The administration of President Joko Widodo has made infrastructure building the linchpin to Indonesia’s national development agenda, although actual spending has fallen far short of rhetoric.
Bambang said infrastructure financing had always been discussed as part of a special working group session at the G-20 summit every year. At the summit in Antalya this time around, Indonesia will co-chair that working group with Germany and Mexico.
“We have seen a stronger will to resolve the mismatch in infrastructure funding. The point is, Indonesia will keep pushing for such financing to grow by convincing countries that sustainable growth can be achieved through infrastructure development,” Bambang said.
President Joko Widodo will attend the leaders’ summit on Sunday and Monday, along with Bambang and Foreign Minister Retno L.P. Marsudi. The leaders will also discuss, among other things, reforms to the International Monetary Fund and the potential fallout from monetary policies adopted by various countries in response to the global economic recession.

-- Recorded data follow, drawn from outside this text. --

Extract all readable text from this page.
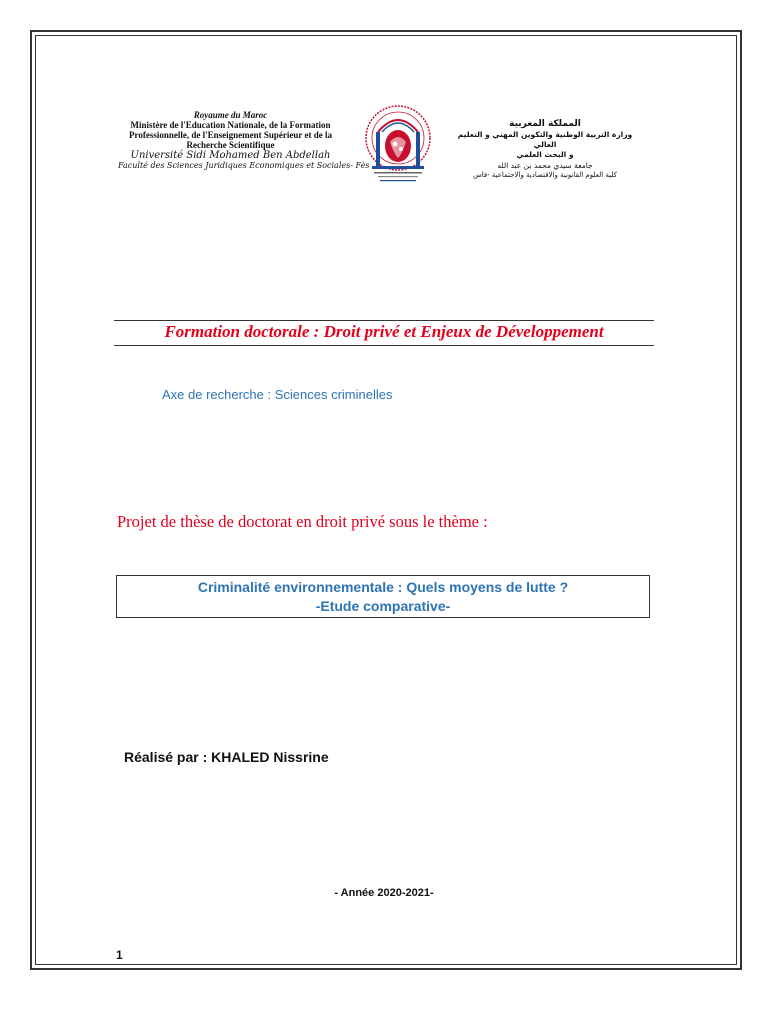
Royaume du Maroc
Ministère de l'Education Nationale, de la Formation
Professionnelle, de l'Enseignement Supérieur et de la
Recherche Scientifique
Université Sidi Mohamed Ben Abdellah
Faculté des Sciences Juridiques Economiques et Sociales- Fès
المملكة المغربية
وزارة التربية الوطنية والتكوين المهني و التعليم العالي
و البحث العلمي
جامعة سيدي محمد بن عبد الله
كلية العلوم القانونية والاقتصادية والاجتماعية -فاس
Formation doctorale : Droit privé et Enjeux de Développement
Axe de recherche : Sciences criminelles
Projet de thèse de doctorat en droit privé sous le thème :
Criminalité environnementale : Quels moyens de lutte ?
-Etude comparative-
Réalisé par : KHALED Nissrine
- Année 2020-2021-
1
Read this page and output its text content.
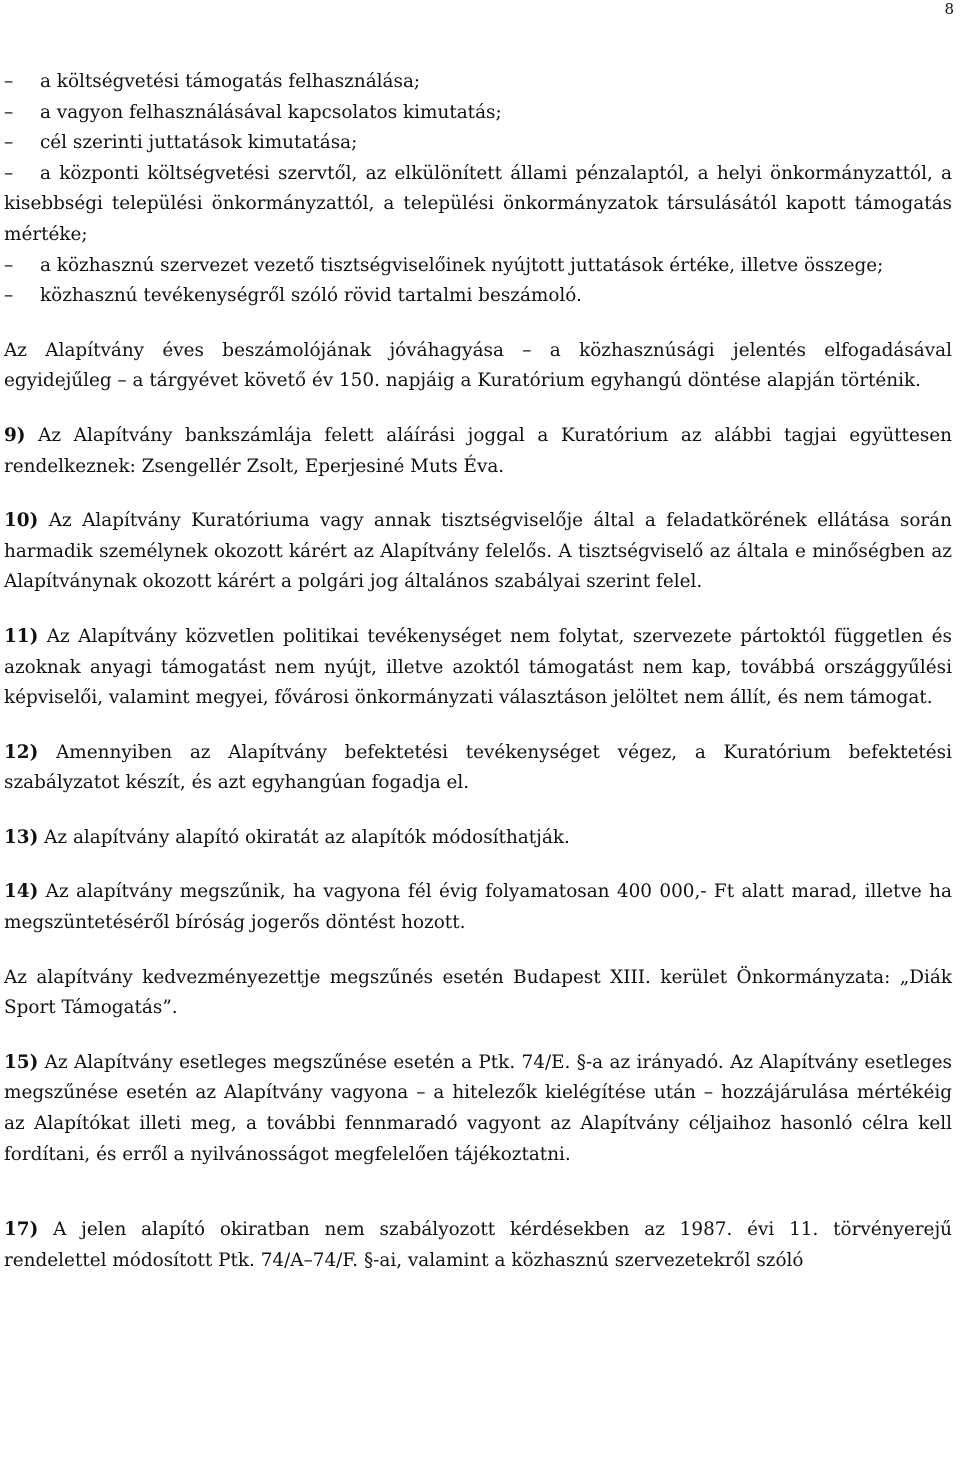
8

– a költségvetési támogatás felhasználása;

– a vagyon felhasználásával kapcsolatos kimutatás;

– cél szerinti juttatások kimutatása;

– a központi költségvetési szervtől, az elkülönített állami pénzalaptól, a helyi önkormányzattól, a kisebbségi települési önkormányzattól, a települési önkormányzatok társulásától kapott támogatás mértéke;

– a közhasznú szervezet vezető tisztségviselőinek nyújtott juttatások értéke, illetve összege;

– közhasznú tevékenységről szóló rövid tartalmi beszámoló.

Az Alapítvány éves beszámolójának jóváhagyása – a közhasznúsági jelentés elfogadásával egyidejűleg – a tárgyévet követő év 150. napjáig a Kuratórium egyhangú döntése alapján történik.

9) Az Alapítvány bankszámlája felett aláírási joggal a Kuratórium az alábbi tagjai együttesen rendelkeznek: Zsengellér Zsolt, Eperjesiné Muts Éva.

10) Az Alapítvány Kuratóriuma vagy annak tisztségviselője által a feladatkörének ellátása során harmadik személynek okozott kárért az Alapítvány felelős. A tisztségviselő az általa e minőségben az Alapítványnak okozott kárért a polgári jog általános szabályai szerint felel.

11) Az Alapítvány közvetlen politikai tevékenységet nem folytat, szervezete pártoktól független és azoknak anyagi támogatást nem nyújt, illetve azoktól támogatást nem kap, továbbá országgyűlési képviselői, valamint megyei, fővárosi önkormányzati választáson jelöltet nem állít, és nem támogat.

12) Amennyiben az Alapítvány befektetési tevékenységet végez, a Kuratórium befektetési szabályzatot készít, és azt egyhangúan fogadja el.

13) Az alapítvány alapító okiratát az alapítók módosíthatják.

14) Az alapítvány megszűnik, ha vagyona fél évig folyamatosan 400 000,- Ft alatt marad, illetve ha megszüntetéséről bíróság jogerős döntést hozott.

Az alapítvány kedvezményezettje megszűnés esetén Budapest XIII. kerület Önkormányzata: „Diák Sport Támogatás”.

15) Az Alapítvány esetleges megszűnése esetén a Ptk. 74/E. §-a az irányadó. Az Alapítvány esetleges megszűnése esetén az Alapítvány vagyona – a hitelezők kielégítése után – hozzájárulása mértékéig az Alapítókat illeti meg, a további fennmaradó vagyont az Alapítvány céljaihoz hasonló célra kell fordítani, és erről a nyilvánosságot megfelelően tájékoztatni.

17) A jelen alapító okiratban nem szabályozott kérdésekben az 1987. évi 11. törvényerejű rendelettel módosított Ptk. 74/A–74/F. §-ai, valamint a közhasznú szervezetekről szóló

“Indonesia is in a position that supports [IMF] reform to continue, so countries can resolve their problems,” Bambang said. “This is for the sake of many countries, not one or two. We want a stronger IMF, an organization that gives more attention to emerging markets and developing economies.”
Indonesia is among several countries pushing for reforms to the IMF’s quota allocation to give developing countries a greater voice in the governance of the fund. However, the move has been stonewalled by the US Congress.
On the issue of monetary policy, Bambang said the Indonesian delegation would try to get the other countries to see how their actions were adversely affecting other countries. He said the issue was not limited to the United States and its Federal Reserve, whose equivocation on whether to raise interest rates has contributed to skittishness among investors in developing economies and a decline in the rupiah.
“The monetary policies [in question also] come from Europe, Japan and China,” Bambang said.